Just a little diary entry
|One day you will know relationships that give back just as much as they have taken from you; your heart's equilibrium will be restored yet again. One day you will know a love without conditions, you will be seen as a whole, not just some beaten-down, overly scrutinized body. One day you will not have to worry about being funny enough, about being pretty enough, about being smart enough, about being liked enough, about being good enough. One day, you will be enough--more than "enough."|
Gone are the days of trading snack foods at lunch, this is growing up.

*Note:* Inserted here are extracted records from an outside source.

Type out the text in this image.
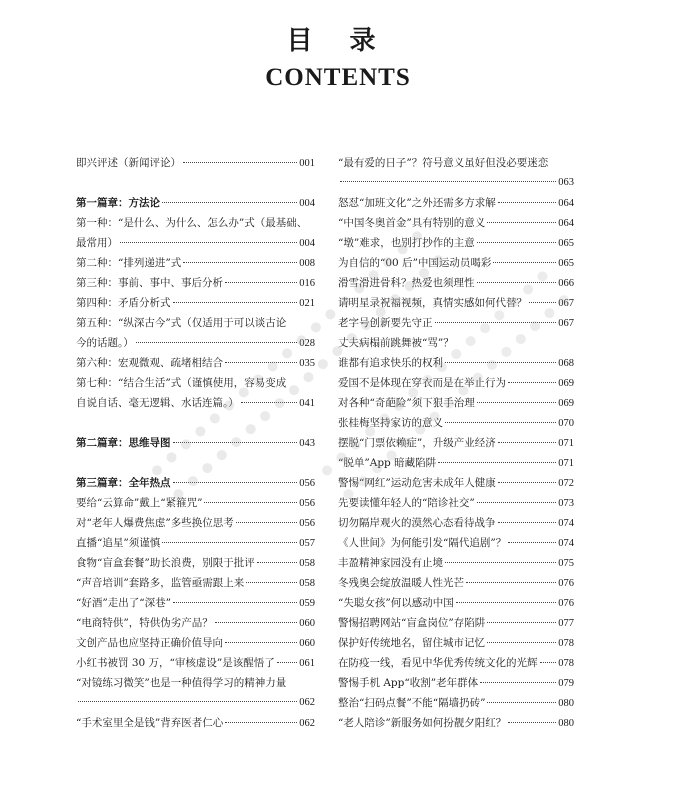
目 录
CONTENTS
即兴评述（新闻评论）	001
第一篇章：方法论	004
第一种：“是什么、为什么、怎么办”式（最基础、
最常用）	004
第二种：“排列递进”式	008
第三种：事前、事中、事后分析	016
第四种：矛盾分析式	021
第五种：“纵深古今”式（仅适用于可以谈古论
今的话题。）	028
第六种：宏观微观、疏堵相结合	035
第七种：“结合生活”式（谨慎使用，容易变成
自说自话、毫无逻辑、水话连篇。）	041
第二篇章：思维导图	043
第三篇章：全年热点	056
要给“云算命”戴上“紧箍咒”	056
对“老年人爆费焦虑”多些换位思考	056
直播“追星”须谨慎	057
食物“盲盒套餐”助长浪费，别限于批评	058
“声音培训”套路多，监管亟需跟上来	058
“好酒”走出了“深巷”	059
“电商特供”，特供伪劣产品？	060
文创产品也应坚持正确价值导向	060
小红书被罚 30 万，“审核虚设”是该醒悟了 061
“对镜练习微笑”也是一种值得学习的精神力量
062
“手术室里全是钱”背弃医者仁心	062
“最有爱的日子”？符号意义虽好但没必要迷恋
063
怒怼“加班文化”之外还需多方求解	064
“中国冬奥首金”具有特别的意义	064
“墩”难求，也别打抄作的主意	065
为自信的“00 后”中国运动员喝彩	065
滑雪滑进骨科？热爱也须理性	066
请明星录祝福视频，真情实感如何代替？	067
老字号创新要先守正	067
丈夫病榻前跳舞被“骂”？
谁都有追求快乐的权利	068
爱国不是体现在穿衣而是在举止行为	069
对各种“奇葩险”须下狠手治理	069
张桂梅坚持家访的意义	070
摆脱“门票依赖症”，升级产业经济	071
“脱单”App 暗藏陷阱	071
警惕“网红”运动危害未成年人健康	072
先要读懂年轻人的“陪诊社交”	073
切勿隔岸观火的漠然心态看待战争	074
《人世间》为何能引发“隔代追剧”？	074
丰盈精神家园没有止境	075
冬残奥会绽放温暖人性光芒	076
“失聪女孩”何以感动中国	076
警惕招聘网站“盲盒岗位”存陷阱	077
保护好传统地名，留住城市记忆	078
在防疫一线，看见中华优秀传统文化的光辉 078
警惕手机 App“收割”老年群体	079
整治“扫码点餐”不能“隔墙扔砖”	080
“老人陪诊”新服务如何扮靓夕阳红？	080
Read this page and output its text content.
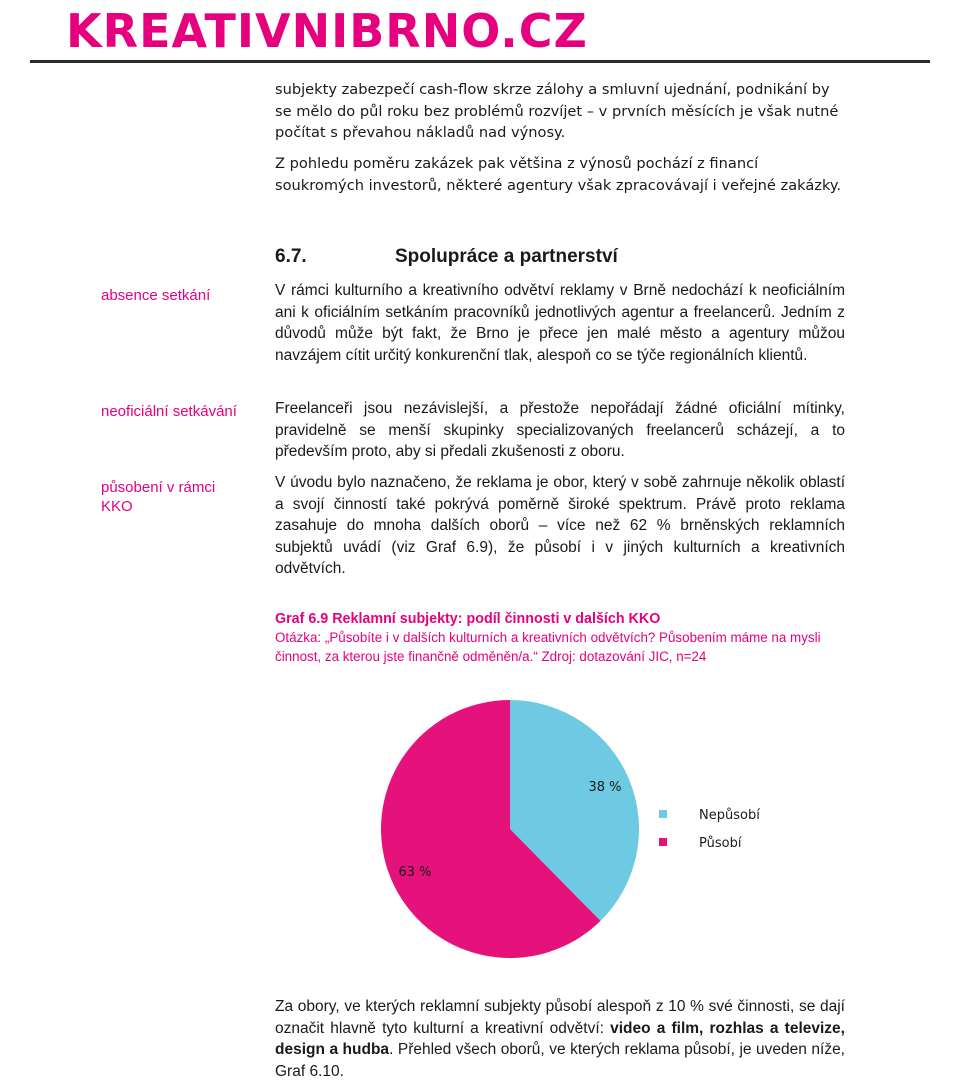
KREATIVNIBRNO.CZ
subjekty zabezpečí cash-flow skrze zálohy a smluvní ujednání, podnikání by se mělo do půl roku bez problémů rozvíjet – v prvních měsících je však nutné počítat s převahou nákladů nad výnosy.
Z pohledu poměru zakázek pak většina z výnosů pochází z financí soukromých investorů, některé agentury však zpracovávají i veřejné zakázky.
6.7.	Spolupráce a partnerství
absence setkání
neoficiální setkávání
působení v rámci KKO
V rámci kulturního a kreativního odvětví reklamy v Brně nedochází k neoficiálním ani k oficiálním setkáním pracovníků jednotlivých agentur a freelancerů. Jedním z důvodů může být fakt, že Brno je přece jen malé město a agentury můžou navzájem cítit určitý konkurenční tlak, alespoň co se týče regionálních klientů.
Freelanceři jsou nezávislejší, a přestože nepořádají žádné oficiální mítinky, pravidelně se menší skupinky specializovaných freelancerů scházejí, a to především proto, aby si předali zkušenosti z oboru.
V úvodu bylo naznačeno, že reklama je obor, který v sobě zahrnuje několik oblastí a svojí činností také pokrývá poměrně široké spektrum. Právě proto reklama zasahuje do mnoha dalších oborů – více než 62 % brněnských reklamních subjektů uvádí (viz Graf 6.9), že působí i v jiných kulturních a kreativních odvětvích.
Graf 6.9 Reklamní subjekty: podíl činnosti v dalších KKO
Otázka: „Působíte i v dalších kulturních a kreativních odvětvích? Působením máme na mysli činnost, za kterou jste finančně odměněn/a.“ Zdroj: dotazování JIC, n=24
38 %
63 %
Nepůsobí
Působí
Za obory, ve kterých reklamní subjekty působí alespoň z 10 % své činnosti, se dají označit hlavně tyto kulturní a kreativní odvětví: video a film, rozhlas a televize, design a hudba. Přehled všech oborů, ve kterých reklama působí, je uveden níže, Graf 6.10.
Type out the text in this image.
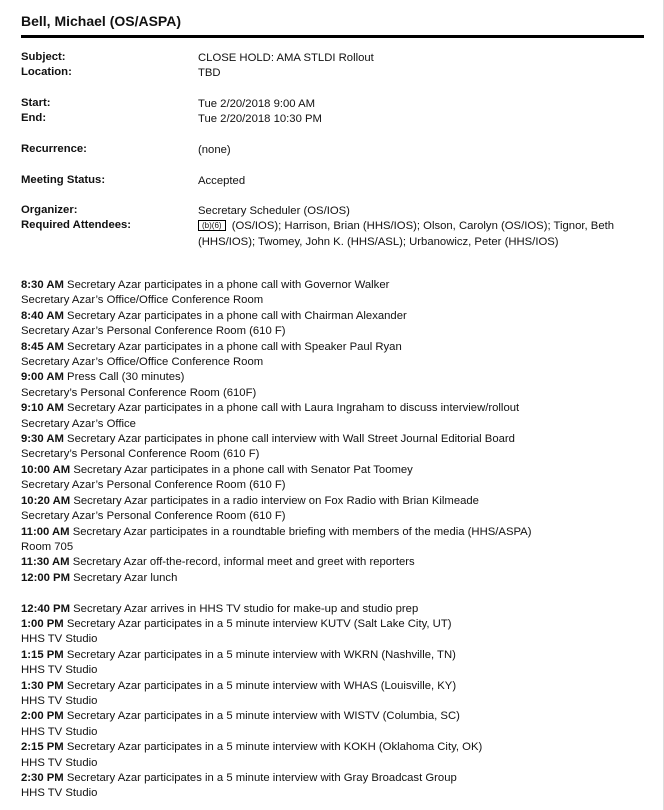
Bell, Michael (OS/ASPA)
Subject:	CLOSE HOLD: AMA STLDI Rollout
Location:	TBD
Start:	Tue 2/20/2018 9:00 AM
End:	Tue 2/20/2018 10:30 PM
Recurrence:	(none)
Meeting Status:	Accepted
Organizer:	Secretary Scheduler (OS/IOS)
Required Attendees:	(b)(6) (OS/IOS); Harrison, Brian (HHS/IOS); Olson, Carolyn (OS/IOS); Tignor, Beth (HHS/IOS); Twomey, John K. (HHS/ASL); Urbanowicz, Peter (HHS/IOS)
8:30 AM Secretary Azar participates in a phone call with Governor Walker
Secretary Azar’s Office/Office Conference Room
8:40 AM Secretary Azar participates in a phone call with Chairman Alexander
Secretary Azar’s Personal Conference Room (610 F)
8:45 AM Secretary Azar participates in a phone call with Speaker Paul Ryan
Secretary Azar’s Office/Office Conference Room
9:00 AM Press Call (30 minutes)
Secretary’s Personal Conference Room (610F)
9:10 AM Secretary Azar participates in a phone call with Laura Ingraham to discuss interview/rollout
Secretary Azar’s Office
9:30 AM Secretary Azar participates in phone call interview with Wall Street Journal Editorial Board
Secretary’s Personal Conference Room (610 F)
10:00 AM Secretary Azar participates in a phone call with Senator Pat Toomey
Secretary Azar’s Personal Conference Room (610 F)
10:20 AM Secretary Azar participates in a radio interview on Fox Radio with Brian Kilmeade
Secretary Azar’s Personal Conference Room (610 F)
11:00 AM Secretary Azar participates in a roundtable briefing with members of the media (HHS/ASPA)
Room 705
11:30 AM Secretary Azar off-the-record, informal meet and greet with reporters
12:00 PM Secretary Azar lunch
12:40 PM Secretary Azar arrives in HHS TV studio for make-up and studio prep
1:00 PM Secretary Azar participates in a 5 minute interview KUTV (Salt Lake City, UT)
HHS TV Studio
1:15 PM Secretary Azar participates in a 5 minute interview with WKRN (Nashville, TN)
HHS TV Studio
1:30 PM Secretary Azar participates in a 5 minute interview with WHAS (Louisville, KY)
HHS TV Studio
2:00 PM Secretary Azar participates in a 5 minute interview with WISTV (Columbia, SC)
HHS TV Studio
2:15 PM Secretary Azar participates in a 5 minute interview with KOKH (Oklahoma City, OK)
HHS TV Studio
2:30 PM Secretary Azar participates in a 5 minute interview with Gray Broadcast Group
HHS TV Studio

Now, you are expected to trade your body for love--no one will ever love you without getting to ruin you first--this is growing up.
Life is conditional, love feels fictional and elusive. Gone are the days of dancing in empty streets to no music other than the beating of two overworked hearts to guide you.
You long to be missed, to be needed, to be wanted. You long for attention and affection (aren't they synonymous?), yet you cowar into the shadows. You long to be loved, yet you keep everything at arms length.
You are petrified of being hurt again, of being let down again. You have been torn apart by so many false romances that you fear the real thing might kill you.
Endless vicious cycles. Like day turns into night and Monday becomes Tuesday becomes Wednesday, repeating like clockwork; you watch every relationship you build from the ground up return to the ashes.
Why must everything you touch fall apart?
Your life is a series of disappointments. You'd think you would be used to it by now, but every scar reopens with every fresh wound. And now here you are bleeding out.